Milei and the political gravity well As I wrote in a previous column, Milei’s growth was always more likely to come from the right than from Peronism, and the results make that clear. The LLA-PRO alliance has absorbed much of the traditional center-right, which now struggles to define itself independently. With nearly a third of voters abstaining, it’s hard to argue that Argentina has shifted dramatically, but the political gravity on the right is unmistakably pulling toward Milei, and in turn pulling Milei himself away from his libertarian identity and closer to a socially conservative persona.

If the scene feels familiar, it’s because Argentina has been here before. In 2017, Mauricio Macri celebrated an almost identical midterm triumph: his Cambiemos coalition won 41.8% of the vote, dominated Buenos Aires province, and proclaimed that it had “ended populism.” Two years later, the economy collapsed under debt and disillusionment.

This time might be different, but the arithmetic of optimism looks almost too similar. Macri once had US$57 billion from the IMF to buy time; Milei now counts on roughly US$60 billion when adding the swap and Trump-backed loans. Different decade, same numbers, slightly more dollars, and the same eternal hope that the math will finally work.

Labor reform in Argentina What comes next will be defining for Milei’s project. The government is preparing an ambitious reform package touching labor law, taxation, and the penal code. On paper, all three are long overdue; in practice, Milei’s drafts have already raised eyebrows. Extending the workday from eight to 12 hours runs counter to global trends toward shorter working weeks. The proposal to introduce “dynamic salaries” tied to sector productivity, eliminate inflation-indexed raises, and revive the ticket canasta, a pseudocurrency used to pay part of wages in grocery vouchers rather than pesos, has sparked criticism even among allies.

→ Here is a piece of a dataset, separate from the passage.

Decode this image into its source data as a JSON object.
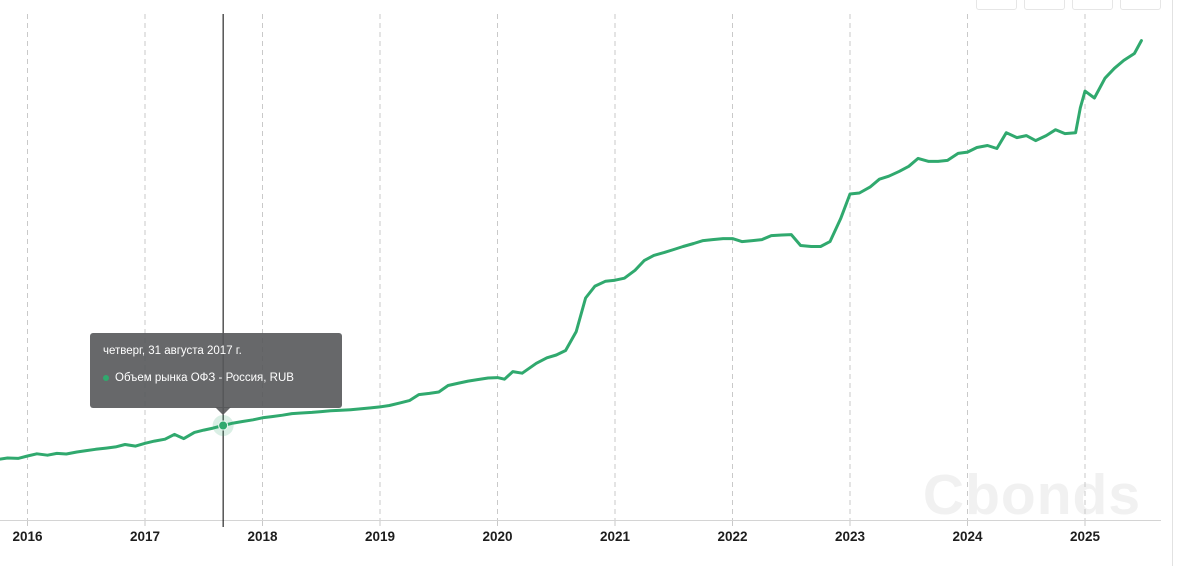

The penal reform is equally contentious: lowering the age of criminal responsibility from 16 to 13 is seen by many as a provocation. Even within his bloc, lawmakers concede that these proposals will require heavy rewriting before reaching the floor.

Ultimately, this landslide is less about changing Argentina’s legislative arithmetic than about changing its tone. Milei now negotiates from a position of strength, not survival. Peronism will likely act as a disciplined opposition, but the real test lies with the governors and centrists who can determine quorum and tilt any vote.

If 2017 taught Argentina anything, it’s that legislative victories are fleeting. What comes next depends on whether Milei can turn his symbolic majority into governability by ending the alienation of his political rival and embracing negotiation, or whether, like Macri before him, he discovers that electoral momentum fades faster than the money.